Armin Boehm (b. 1972, Aachen) has become one of the key figures in a generation of German artists that includes names like Jonas Burgert, Jonathan Meese and Anselm Reyle. Born and raised in West Germany, Boehm enrolled at the academy in Münster in 1995 and later graduated from Staatliche Kunstakademie Düsseldorf in 2001, where he was a Meisterschüler of both Konrad Klapheck and Jörg Immendorff. Having experienced a steady upsurge in artistic impact and recognition since the mid-naughts, he is now represented by some of the most prominent galleries of the international art world.


As a painter, Boehm has a unique style and touch that make his images instantly identifiable. Boehm almost always incorporates paper and textile patches in his works as a tangible reminder of the many layers of meaning in any image. As Boehm himself puts it, he “likes to paint with a pair of scissors”. This technique serves to emphasize the constructed nature of the painting, and because of the unusual texture of the canvas, strangely recognizable but still not entirely familiar, the viewer is forced to reexamine the work and second-guess her first impression. It is a way of provoking the eye and impeding automatic cognitive reactions.


As an artist, Armin Boehm is both part of society and someone situated on the outside looking in; he is simultaneously the elegant Berlin dandy, who is often pictured lounging in the periphery of his own motives, and the perspicacious and sarcastic polemicist, who calmly registers and dissects from a distance. Whatever his subject may be – innocuous cityscapes, riots from the suburbs, surreal portraits, decadent champagne parlors or flower still lives – Boehm playfully and freely makes use of the past and the present, of the humorous and the tragic, the beautiful and the monstrous, of the political and the naïve. In his often rather epic paintings, he moreover demonstrates his abilities as a sardonic storyteller, who always allows for at least two contradictory readings of the same scenario.
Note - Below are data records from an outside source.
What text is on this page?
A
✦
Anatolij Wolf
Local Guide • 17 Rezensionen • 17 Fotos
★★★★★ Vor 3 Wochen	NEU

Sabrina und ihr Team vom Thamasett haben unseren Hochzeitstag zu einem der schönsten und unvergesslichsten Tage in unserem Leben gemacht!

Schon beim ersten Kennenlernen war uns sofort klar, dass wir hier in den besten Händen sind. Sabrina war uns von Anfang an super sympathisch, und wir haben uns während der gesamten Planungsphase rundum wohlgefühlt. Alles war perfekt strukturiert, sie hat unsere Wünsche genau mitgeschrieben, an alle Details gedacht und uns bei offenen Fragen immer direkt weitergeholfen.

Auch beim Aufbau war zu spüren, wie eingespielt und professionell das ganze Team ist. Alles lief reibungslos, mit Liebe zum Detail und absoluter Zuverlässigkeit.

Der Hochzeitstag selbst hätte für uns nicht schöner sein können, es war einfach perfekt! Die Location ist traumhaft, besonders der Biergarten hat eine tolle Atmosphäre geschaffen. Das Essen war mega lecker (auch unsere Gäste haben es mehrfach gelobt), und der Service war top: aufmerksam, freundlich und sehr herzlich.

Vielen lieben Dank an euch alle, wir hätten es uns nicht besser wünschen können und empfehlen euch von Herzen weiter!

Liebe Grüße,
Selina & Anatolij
In NORTH, Armin Boehm presents a new body of works that depicts the life of a modern metropolis. Boehm has taken inspiration from previous visits to Copenhagen, the architecture of the city, its rhythm and population, but the actual works are not necessarily meant to portray the Danish capitol: It could be anywhere in Europe.


The exhibition is compounded by a merger of four singular lines in the Boehmian nomenclature: the slightly chaotic but still innocent cityscapes; the mad and almost barbaric riot scenes; the grotesque and surreal psychological portraits; the lush and decadent depictions of the well-to-do. Although seemingly detached at a glance, combined these different lines actually provide a powerful diagnosis of life and the state of things in affluent western societies: We keep up appearances and lead a seemingly carefree life of comparative luxury and abundance, but rebellion, aggression and resistance always-already loom beneath the surface, and thus we cannot help but become torn and schizophrenic as a people. It is the eternal – and eternally ugly – fight between idealism and reality. And it is quite possibly both ugly and uncomfortable, but as Boehm himself once stated:


“I don’t want to do comfortable paintings. We live in an uncomfortable time.”